= William McGaa =

American mountain man (1824–1867)

William W. McGaa (17 April 1824 – 15 December 1867) was a mountain man and one of the early figures in the history of the Colorado settlement of St. Charles (now called Denver). Born in Scotland, he immigrated to the United States and was living with the Arapaho under the name Jack Jones by the time of the Colorado Gold Rush.

McGaa claimed an upper-class ancestry. He declared he was the son of the Lord Mayor of London and had a family estate in Scotland, Glenarm.

William Larimer worked with McGaa, who camped on the bank of Cherry Creek, to steal the land for the town of St. Charles from the local Native Americans, the official owners of the land as recognized in 1851 by the Fort Laramie Treaty. This was possible because McGaa 'claimed' various native wives as property and therefore represented that he had the authority to make the land transfer.

As a reward to the Native Americans, McGaa supposedly named several Denver streets in their honor. Wazee and Wewatta Streets are named for his wives. Champa is also acknowledged as one of McGaa's Indian names, although its exact etymology is uncertain; one source claims it is the Sioux word for "cherry." McGaa also named Glenarm Street after his alleged family castle and after himself, McGaa Street.

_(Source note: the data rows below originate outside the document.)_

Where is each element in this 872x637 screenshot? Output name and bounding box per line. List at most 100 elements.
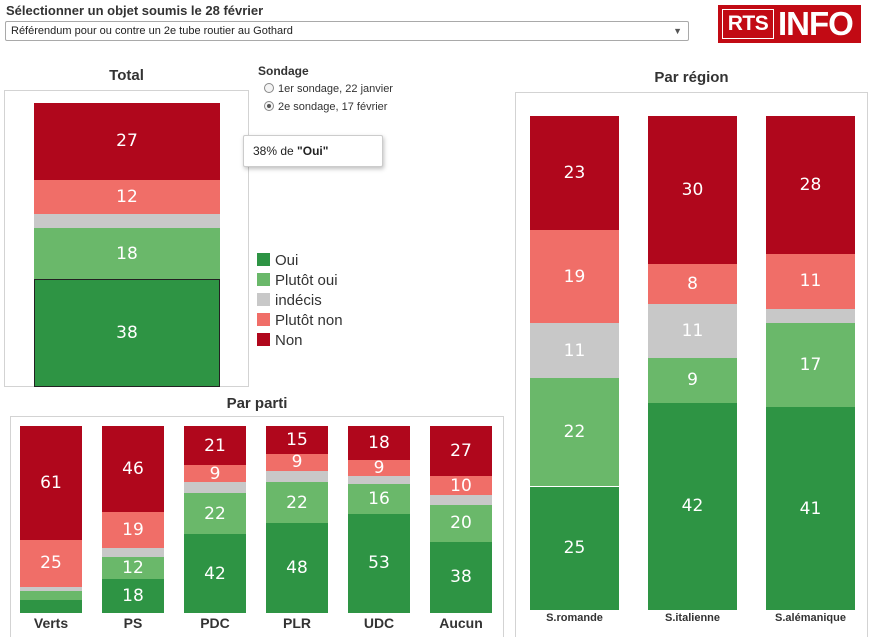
- data-label-ps-plutot-non: 19: [122, 519, 144, 540]
- bar-segment-ps-non[interactable]: [102, 426, 164, 513]
- bar-segment-s-alemanique-non[interactable]: [766, 116, 855, 255]
- bar-segment-plr-indecis[interactable]: [266, 470, 328, 483]
- logo-info: INFO: [778, 5, 854, 42]
- legend-label-indecis: indécis: [275, 292, 322, 309]
- category-label-verts: Verts: [33, 615, 69, 631]
- data-label-s-alemanique-oui: 41: [799, 498, 822, 519]
- data-label-s-italienne-oui: 42: [681, 496, 704, 517]
- tooltip-middle: de: [277, 144, 298, 158]
- bar-segment-total-indecis[interactable]: [34, 213, 220, 228]
- bar-segment-verts-plutot-non[interactable]: [20, 540, 82, 587]
- bar-segment-s-italienne-oui[interactable]: [648, 402, 737, 610]
- chevron-down-icon[interactable]: ▼: [673, 26, 682, 36]
- bar-segment-ps-oui[interactable]: [102, 579, 164, 613]
- legend-label-plutot-non: Plutôt non: [275, 312, 343, 329]
- bar-segment-total-non[interactable]: [34, 103, 220, 180]
- bar-segment-aucun-non[interactable]: [430, 426, 492, 477]
- bar-segment-udc-non[interactable]: [348, 426, 410, 460]
- bar-segment-aucun-plutot-non[interactable]: [430, 476, 492, 496]
- bar-segment-s-romande-plutot-oui[interactable]: [530, 377, 619, 487]
- bar-segment-aucun-plutot-oui[interactable]: [430, 504, 492, 542]
- bar-segment-verts-plutot-oui[interactable]: [20, 590, 82, 600]
- bar-segment-verts-non[interactable]: [20, 426, 82, 541]
- category-label-pdc: PDC: [200, 615, 230, 631]
- data-label-aucun-plutot-oui: 20: [450, 513, 472, 534]
- rts-info-logo: RTS INFO: [718, 5, 861, 43]
- bar-segment-s-romande-indecis[interactable]: [530, 323, 619, 378]
- bar-segment-udc-plutot-non[interactable]: [348, 459, 410, 477]
- bar-segment-s-italienne-plutot-oui[interactable]: [648, 358, 737, 403]
- bar-segment-verts-indecis[interactable]: [20, 586, 82, 591]
- bar-segment-s-romande-plutot-non[interactable]: [530, 229, 619, 324]
- bar-segment-s-italienne-indecis[interactable]: [648, 303, 737, 359]
- category-label-s-italienne: S.italienne: [664, 612, 721, 624]
- tooltip: 38% de "Oui": [243, 135, 383, 167]
- data-label-pdc-non: 21: [204, 435, 226, 456]
- bar-segment-s-alemanique-oui[interactable]: [766, 407, 855, 610]
- bar-segment-udc-oui[interactable]: [348, 513, 410, 613]
- logo-rts: RTS: [722, 9, 774, 39]
- data-label-s-italienne-plutot-non: 8: [687, 273, 698, 294]
- bar-segment-plr-non[interactable]: [266, 426, 328, 455]
- parti-title: Par parti: [226, 395, 288, 412]
- legend-item-plutot-oui: Plutôt oui: [257, 272, 338, 289]
- bar-segment-ps-plutot-oui[interactable]: [102, 556, 164, 580]
- data-label-total-oui: 38: [116, 323, 138, 344]
- data-label-s-alemanique-non: 28: [799, 175, 822, 196]
- bar-segment-aucun-oui[interactable]: [430, 541, 492, 613]
- bar-segment-udc-indecis[interactable]: [348, 476, 410, 484]
- bar-segment-pdc-plutot-oui[interactable]: [184, 493, 246, 535]
- radio-icon[interactable]: [264, 83, 274, 93]
- category-label-s-romande: S.romande: [546, 612, 603, 624]
- parti-chart: [10, 416, 504, 637]
- legend-swatch-indecis: [257, 293, 270, 306]
- data-label-aucun-oui: 38: [450, 567, 472, 588]
- bar-segment-total-oui[interactable]: [34, 279, 220, 387]
- bar-segment-plr-oui[interactable]: [266, 523, 328, 613]
- sondage-option-1[interactable]: 1er sondage, 22 janvier: [264, 83, 393, 95]
- data-label-s-romande-oui: 25: [563, 538, 586, 559]
- bar-segment-s-romande-oui[interactable]: [530, 486, 619, 610]
- bar-segment-pdc-indecis[interactable]: [184, 482, 246, 494]
- referendum-select[interactable]: Référendum pour ou contre un 2e tube rou…: [5, 21, 689, 41]
- data-label-udc-non: 18: [368, 432, 390, 453]
- category-label-s-alemanique: S.alémanique: [775, 612, 846, 624]
- bar-segment-s-alemanique-plutot-non[interactable]: [766, 254, 855, 309]
- data-label-aucun-plutot-non: 10: [450, 475, 472, 496]
- category-label-plr: PLR: [283, 615, 311, 631]
- data-label-plr-non: 15: [286, 430, 308, 451]
- bar-segment-s-italienne-non[interactable]: [648, 116, 737, 265]
- bar-segment-ps-indecis[interactable]: [102, 547, 164, 557]
- data-label-udc-plutot-oui: 16: [368, 488, 390, 509]
- data-label-total-plutot-non: 12: [116, 186, 138, 207]
- data-label-s-alemanique-plutot-oui: 17: [799, 355, 822, 376]
- bar-segment-plr-plutot-oui[interactable]: [266, 482, 328, 524]
- bar-segment-pdc-non[interactable]: [184, 426, 246, 466]
- data-label-s-italienne-indecis: 11: [681, 320, 704, 341]
- bar-segment-verts-oui[interactable]: [20, 599, 82, 613]
- bar-segment-s-alemanique-plutot-oui[interactable]: [766, 323, 855, 408]
- data-label-plr-oui: 48: [286, 558, 308, 579]
- category-label-udc: UDC: [363, 615, 395, 631]
- bar-segment-pdc-oui[interactable]: [184, 534, 246, 613]
- bar-segment-total-plutot-non[interactable]: [34, 179, 220, 214]
- bar-segment-plr-plutot-non[interactable]: [266, 454, 328, 471]
- region-chart: [515, 92, 868, 637]
- category-label-aucun: Aucun: [439, 615, 483, 631]
- data-label-pdc-plutot-oui: 22: [204, 503, 226, 524]
- sondage-option-2[interactable]: 2e sondage, 17 février: [264, 101, 387, 113]
- bar-segment-total-plutot-oui[interactable]: [34, 227, 220, 280]
- selector-title: Sélectionner un objet soumis le 28 févri…: [6, 3, 264, 18]
- bar-segment-aucun-indecis[interactable]: [430, 495, 492, 505]
- legend-item-plutot-non: Plutôt non: [257, 312, 343, 329]
- radio-selected-icon[interactable]: [264, 101, 274, 111]
- bar-segment-pdc-plutot-non[interactable]: [184, 465, 246, 483]
- bar-segment-s-alemanique-indecis[interactable]: [766, 308, 855, 324]
- data-label-total-plutot-oui: 18: [116, 243, 138, 264]
- bar-segment-ps-plutot-non[interactable]: [102, 512, 164, 548]
- bar-segment-s-italienne-plutot-non[interactable]: [648, 264, 737, 304]
- bar-segment-udc-plutot-oui[interactable]: [348, 483, 410, 514]
- bar-segment-s-romande-non[interactable]: [530, 116, 619, 230]
- data-label-aucun-non: 27: [450, 441, 472, 462]
- legend-swatch-non: [257, 333, 270, 346]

McGaa's contemporaries did not think highly of him. Jerome Smiley wrote, "McGaa had promised more than he could perform, was a troublesome customer to manage, and a hard man to browbeat." In his book Sketches from America, John White wrote he met McGaa one day "in a state approaching sobriety," and, during the ensuing interview McGaa kept throwing "longing looks toward the bar." Eventually, the city street named in his honor was renamed lest McGaa Street damage the town's reputation. It was renamed after McGaa's death to Holladay Street, after stagecoach entrepreneur Ben Holladay. It was later renamed to what is now known today as Market Street.

His son, William Denver McGaa, with wife Jennie Adams is noted as being the first child, both white and Native American, born in Denver, on March 8, 1859.